Lokalsport Mannheim

Hockey Herren des Mannheimer HC starten optimistisch in die Saison / Ungewissheit bei den Damen

Glaube an die Meisterschaft

Mannheim.Am Wochenende starten die beiden Bundesligateams des Mannheimer Hockeyclubs mit Heimspielen in die Saison. Und schon jetzt steht fest, dass das Final Four um die Deutsche Meisterschaft am 23./24. Mai 2020 auf dem MHC-Gelände stattfindet.

„Wir haben eine Mannschaft beisammen, die Meister werden kann“, sagt Herrentrainer Michael McCann vor den beiden Spielen gegen den Club an der Alster Hamburg (Samstag, 16.15 Uhr) und den UHC Hamburg (Sonntag, 14.15 Uhr). Auf sein Team kommt ein Mammutprogramm zu, inklusive der beiden EHL-Auftritte im Oktober in Barcelona muss sein Team bis zum 20. Oktober 13 Pflichtspiele bestreiten.

Großes Aufgebot

„Unsere Herren haben in den vergangenen Jahren eine große Konstanz gezeigt und ein Platz im Final Four muss daher auch diesmal das Ziel sein“, unterstreicht der Sportliche Leiter Peter Lemmen. Abwehrspieler Philipp Huber empfindet die Gastgeberrolle beim Final Four als „zusätzliche Motivation“.

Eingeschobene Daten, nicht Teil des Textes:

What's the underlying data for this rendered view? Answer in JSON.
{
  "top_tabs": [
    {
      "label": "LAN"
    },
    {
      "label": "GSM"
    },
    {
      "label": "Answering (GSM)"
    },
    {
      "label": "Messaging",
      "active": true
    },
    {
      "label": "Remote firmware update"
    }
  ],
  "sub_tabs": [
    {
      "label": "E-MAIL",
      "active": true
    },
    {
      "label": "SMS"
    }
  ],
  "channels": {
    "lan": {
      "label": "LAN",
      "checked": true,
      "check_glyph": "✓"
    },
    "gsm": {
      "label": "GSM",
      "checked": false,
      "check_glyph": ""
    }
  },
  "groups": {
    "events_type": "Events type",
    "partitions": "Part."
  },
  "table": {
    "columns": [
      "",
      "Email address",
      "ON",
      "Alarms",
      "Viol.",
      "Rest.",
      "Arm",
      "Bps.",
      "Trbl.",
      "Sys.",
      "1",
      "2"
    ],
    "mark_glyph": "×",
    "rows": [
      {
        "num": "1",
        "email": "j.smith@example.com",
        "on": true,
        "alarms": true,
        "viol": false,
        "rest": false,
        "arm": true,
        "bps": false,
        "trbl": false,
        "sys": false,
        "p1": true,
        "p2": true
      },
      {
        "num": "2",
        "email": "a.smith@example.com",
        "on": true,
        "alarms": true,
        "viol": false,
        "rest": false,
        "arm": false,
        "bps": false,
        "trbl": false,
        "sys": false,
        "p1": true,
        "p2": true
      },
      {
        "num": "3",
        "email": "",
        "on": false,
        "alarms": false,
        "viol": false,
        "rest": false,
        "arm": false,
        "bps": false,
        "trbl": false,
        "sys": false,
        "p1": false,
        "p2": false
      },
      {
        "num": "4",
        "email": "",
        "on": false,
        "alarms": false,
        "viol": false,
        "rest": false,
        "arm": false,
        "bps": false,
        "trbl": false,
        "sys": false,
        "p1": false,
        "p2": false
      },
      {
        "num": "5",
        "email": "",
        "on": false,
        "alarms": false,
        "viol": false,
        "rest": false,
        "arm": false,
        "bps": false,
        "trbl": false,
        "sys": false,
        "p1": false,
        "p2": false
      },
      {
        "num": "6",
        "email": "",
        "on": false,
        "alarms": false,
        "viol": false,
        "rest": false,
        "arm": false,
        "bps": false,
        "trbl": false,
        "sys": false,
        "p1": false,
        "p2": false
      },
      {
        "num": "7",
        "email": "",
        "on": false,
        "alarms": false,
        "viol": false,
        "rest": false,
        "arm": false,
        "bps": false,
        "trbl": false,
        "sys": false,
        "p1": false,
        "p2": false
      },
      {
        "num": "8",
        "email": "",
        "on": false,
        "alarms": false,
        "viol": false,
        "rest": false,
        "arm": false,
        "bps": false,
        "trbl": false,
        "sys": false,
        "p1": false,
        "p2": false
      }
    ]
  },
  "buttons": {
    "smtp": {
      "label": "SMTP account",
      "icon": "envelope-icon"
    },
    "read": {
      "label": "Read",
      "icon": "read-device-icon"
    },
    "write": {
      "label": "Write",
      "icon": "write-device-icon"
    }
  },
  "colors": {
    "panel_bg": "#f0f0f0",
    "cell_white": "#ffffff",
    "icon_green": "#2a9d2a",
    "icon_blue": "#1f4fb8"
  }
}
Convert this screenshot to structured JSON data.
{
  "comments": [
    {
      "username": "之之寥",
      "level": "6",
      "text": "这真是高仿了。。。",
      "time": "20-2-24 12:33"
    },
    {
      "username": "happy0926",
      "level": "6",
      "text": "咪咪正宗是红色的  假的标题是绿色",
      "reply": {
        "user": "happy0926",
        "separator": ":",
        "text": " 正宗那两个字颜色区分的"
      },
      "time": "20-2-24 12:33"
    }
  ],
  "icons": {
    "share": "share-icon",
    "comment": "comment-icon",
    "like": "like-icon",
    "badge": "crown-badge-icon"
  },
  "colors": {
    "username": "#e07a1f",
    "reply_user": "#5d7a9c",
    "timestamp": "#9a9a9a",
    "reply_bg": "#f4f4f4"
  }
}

Allerdings hat beim Vizemeister gerade das Verletzungspech zugeschlagen. Jan-Philipp Fischer (Mittelfußbruch) fällt ebenso länger aus wie Linus Müller (Nasenbeinbruch). „Das macht es jetzt zum Auftakt nicht einfach. Daher bin ich froh, dass wir einen großen Kader haben“, gibt sich McCann dennoch optimistisch, auch weil den beiden Abgängen Max Neumann (Karriereende) und Rob Farrington (Surbiton HC) mit Raphael Hartkopf, Luis Knisel (beide Düsseldorfer HC), Justus Weigand und Benjamin Benzinger (beide Nürnberger HTC) vier Zugänge gegenüberstehen.

Der Damenkader hat vor der neuen Runde sein Gesicht dagegen gehörig verändert. Dazu trugen nicht nur die beiden kurzfristigen Abgänge von Cécile Pieper und Nike Lorenz bei, die sich ebenso wie Camille Nobis dem Ligakonkurrenten Rot-Weiss Köln anschlossen, der schon am Sonntag (12 Uhr) in der MHC-Arena zu Gast ist. Am Samstag (14 Uhr) empfangen die MHC-Damen aber zunächst den Harvestehuder THC aus Hamburg. „Es gilt, sich erst einmal auf das Spiel gegen den HTHC vorzubereiten, bevor wir uns dem Spiel gegen Köln zuwenden“, sagt Trainer Nicklas Benecke.

„Cécile Pieper und Nike Lorenz hatten wirklich gute Verträge bei uns. Vielleicht ist es ganz gut, wenn man jetzt schon so früh aufeinandertrifft“, hält der Sportliche Leiter Peter Lemmen eine rasche Normalisierung der Verhältnisse für sinnvoll. Und Benecke ergänzt: „Die Mannschaft hat sehr gut auf die Situation reagiert und wir haben in der Vorbereitung gegen holländische Top-Clubs gute Ergebnisse erzielt.“ Um das Saisonziel genauer zu formulieren, müsse man erst die Hinrunde abwarten, meint Lemmen.

Neben Pieper, Lorenz und Nobis haben auch Lydia Haase (Dürkheimer HC), Greta Lyer (Karriereende), Emma Förter (Feudenheimer HC), Megan Frazer (Irland), Rachel McCann (Neuseeland) und Alicia Magaz (Spanien) sowie Pia Oldhafer die MHC-Damen verlassen. Wieder zurück am Neckarplatt ist Lucina von der Heyde (Club Atletico River Plate). Agustina Habif (Gimnasia y Esgrima de Buenos Aires) ist dagegen komplett neu und wird nun gemeinsam mit ihrer Schwester Florencia Habif auflaufen.

Neu beim Mannheimer HC sind auch Clara Badia Bogner (Atletic Terrassa) und Verena Neumann (Münchner SC). Merle Knobloch (zurück aus den USA), Naomi Heyn und Hanna Leigh (beide Feudenheimer HC) stehen ebenfalls im Kader, während Maxi Pohl künftig als Standby-Spielerin zur Verfügung steht.